During the attack, a patient and a health worker were injured by rubber-coated metal bullets. Fida’ Mahmoud Abd al-Qader, a patient in her seventh month of pregnancy, was shot in her left shoulder by Israeli forces as she crossed a bridge connecting the hospital’s buildings. A health worker, Mahmoud Omar Zayed, was also shot in his shoulder, as he tried to empty the yard of patients during the attack. Speaking to Al Haq, Mahmoud described the attack:
“… I, together with the security employees of the hospital, started to disperse the patients and their companions, who were in the hospital’s outer yards, to inside of the departments and close the section doors so that tear gas would not continue to spread into the hospital. Knowing that the sections near the entrance were mostly allocated for COVID-19 patients, a number of whom were connected with mechanical ventilators, one of our main concerns was to ensure that tear gas does not reach the patients inside the hospital, as well as to ensure people do not get shot by the Israeli occupying soldiers, and to calm the situation in general.
“While I was at the yard dispersing people about fifty meters away from the entrance of the Complex where the soldiers were stationed, I saw the soldiers putting the barrel of their rifles inside the iron gate and firing into the Complex’s yard. I started shouting at the soldiers, in Hebrew, to stop firing at the patients and their companions, and to not fire their bullets at the Complex’s yard.
“While I was escorting patients, companions, and staff from the yard, a rubber-coated metal bullet, as I assess, went right past me, almost hitting me. After that, I had turned my back to the soldiers and continued what I was doing when a hard object hitting me in my left arm. It was then that I realized that I had been hit by the occupying soldiers.”
A Palestinian ambulance was also damaged and many Palestinians, including patients and health workers, suffered tear gas inhalation.
Eight days later, Thabet Thabet Hospital in Tulkarm also came under attack. According to Al-Haq, Israeli forces fired four sound bombs inside the hospital, one in the reception and three in the yard, as they pursued Palestinian youth who had thrown stones at them following a raid by Israeli forces on a nearby Palestinian home.
The attack caused extreme distress for the 81 patients at the hospital, including five children, seven patients in intensive care, and 13 women in the maternity ward, their companions, and around 39 hospital staff.
Despite the protected status of health workers and facilities under international law, a chronic culture of impunity surrounds these attacks in the occupied Palestinian territory (oPt).
In March 2019, the UN independent Commission of Inquiry on the Gaza protests found “reasonable grounds to believe that Israeli snipers intentionally shot health workers”, calling the oPt “one of the most dangerous places in the world for healthcare workers.” Last year, as the pandemic took hold in Palestine and around the globe, the World Health Organization documented at least 56 incidents of attacks against Palestinian healthcare and personnel.

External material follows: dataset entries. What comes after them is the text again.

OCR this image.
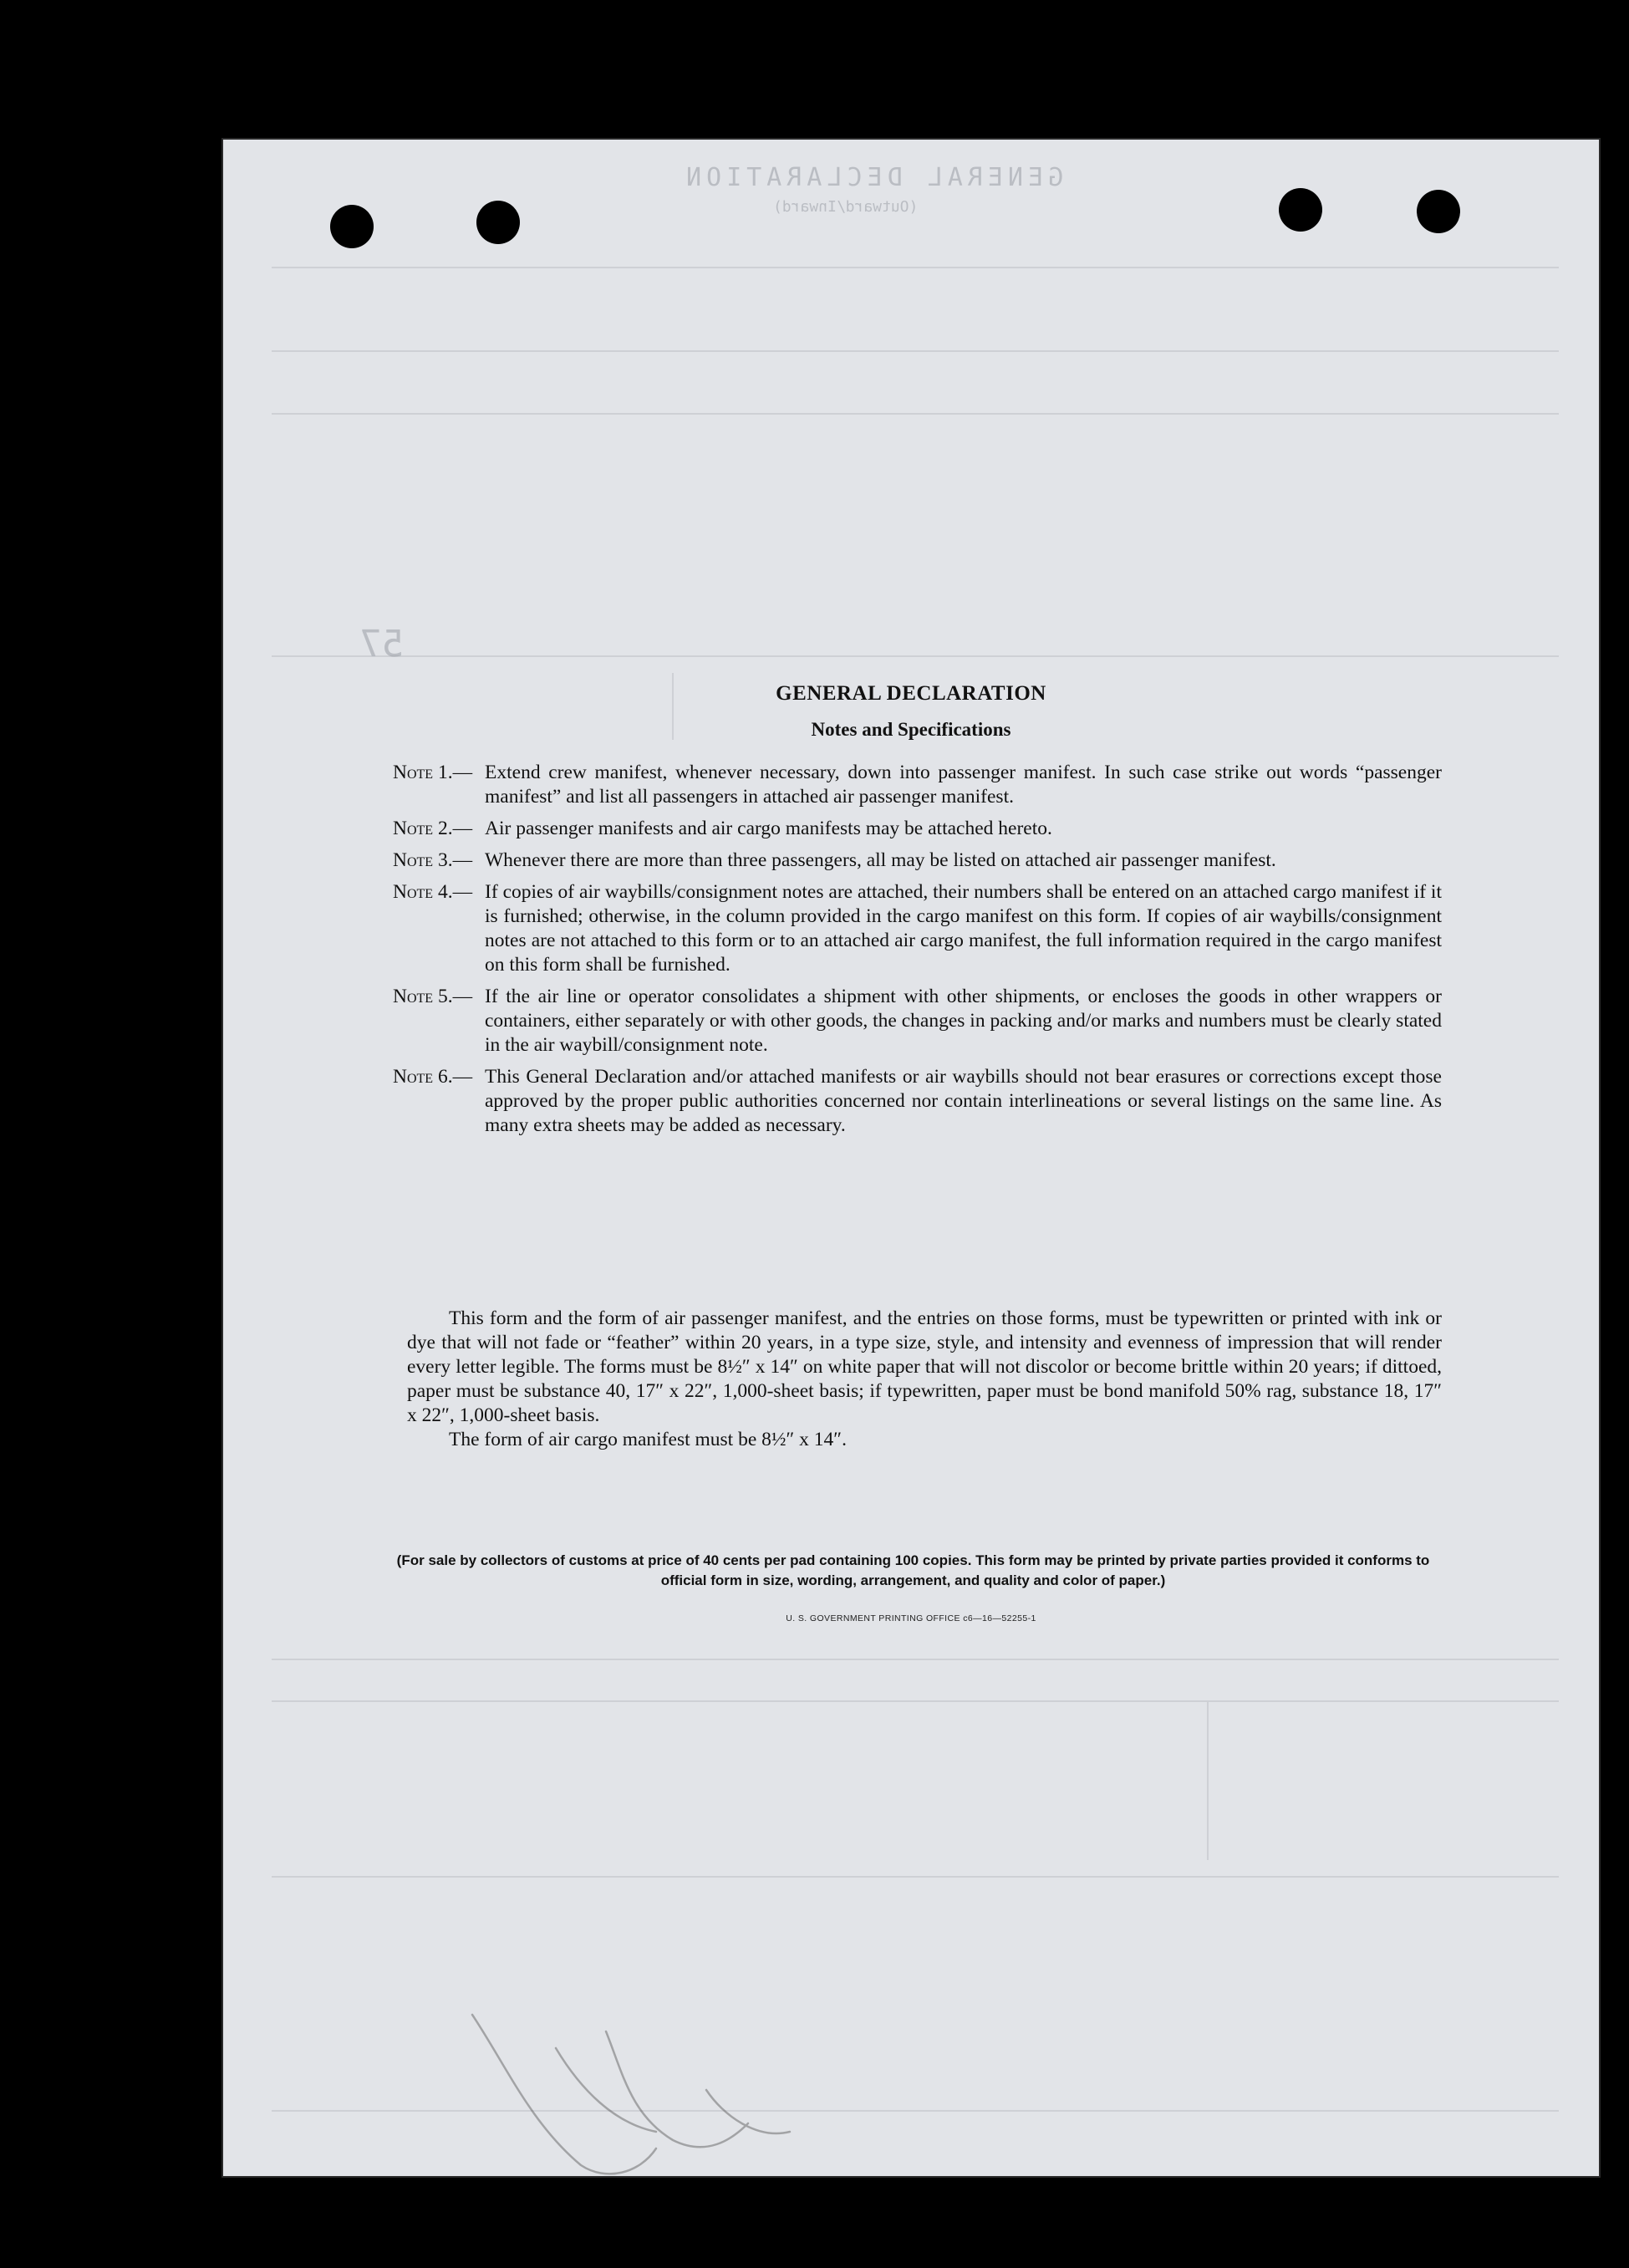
GENERAL DECLARATION
(Outward/Inward)
57
GENERAL DECLARATION
Notes and Specifications
Note 1.— Extend crew manifest, whenever necessary, down into passenger manifest. In such case strike out words “passenger manifest” and list all passengers in attached air passenger manifest.
Note 2.— Air passenger manifests and air cargo manifests may be attached hereto.
Note 3.— Whenever there are more than three passengers, all may be listed on attached air passenger manifest.
Note 4.— If copies of air waybills/consignment notes are attached, their numbers shall be entered on an attached cargo manifest if it is furnished; otherwise, in the column provided in the cargo manifest on this form. If copies of air waybills/consignment notes are not attached to this form or to an attached air cargo manifest, the full information required in the cargo manifest on this form shall be furnished.
Note 5.— If the air line or operator consolidates a shipment with other shipments, or encloses the goods in other wrappers or containers, either separately or with other goods, the changes in packing and/or marks and numbers must be clearly stated in the air waybill/consignment note.
Note 6.— This General Declaration and/or attached manifests or air waybills should not bear erasures or corrections except those approved by the proper public authorities concerned nor contain interlineations or several listings on the same line. As many extra sheets may be added as necessary.

This form and the form of air passenger manifest, and the entries on those forms, must be typewritten or printed with ink or dye that will not fade or “feather” within 20 years, in a type size, style, and intensity and evenness of impression that will render every letter legible. The forms must be 8½″ x 14″ on white paper that will not discolor or become brittle within 20 years; if dittoed, paper must be substance 40, 17″ x 22″, 1,000-sheet basis; if typewritten, paper must be bond manifold 50% rag, substance 18, 17″ x 22″, 1,000-sheet basis.

The form of air cargo manifest must be 8½″ x 14″.

(For sale by collectors of customs at price of 40 cents per pad containing 100 copies. This form may be printed by private parties provided it conforms to official form in size, wording, arrangement, and quality and color of paper.)
U. S. GOVERNMENT PRINTING OFFICE c6—16—52255-1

MAP’s joint report with Al Mezan and Lawyers for Palestinian Human Rights, Chronic Impunity: Gaza’s Health Sector Under Repeated Attack, documents the persistent failure by Israel to conduct genuine investigations into such attacks by its forces. The continued impunity for these and previous attacks underlines the importance of accountability to ensuring an end to the violations of international humanitarian law. Aimee Shalan, MAP’s CEO, stated:
“While we celebrate the work of brave health workers around the world battling coronavirus, we must remember that impunity is also infectious. If governments wish to ensure that medics around the world can continue their vital, life-saving work free from fear, they must ensure accountability wherever they come under attack. The occupied Palestinian territory must not be an exception.”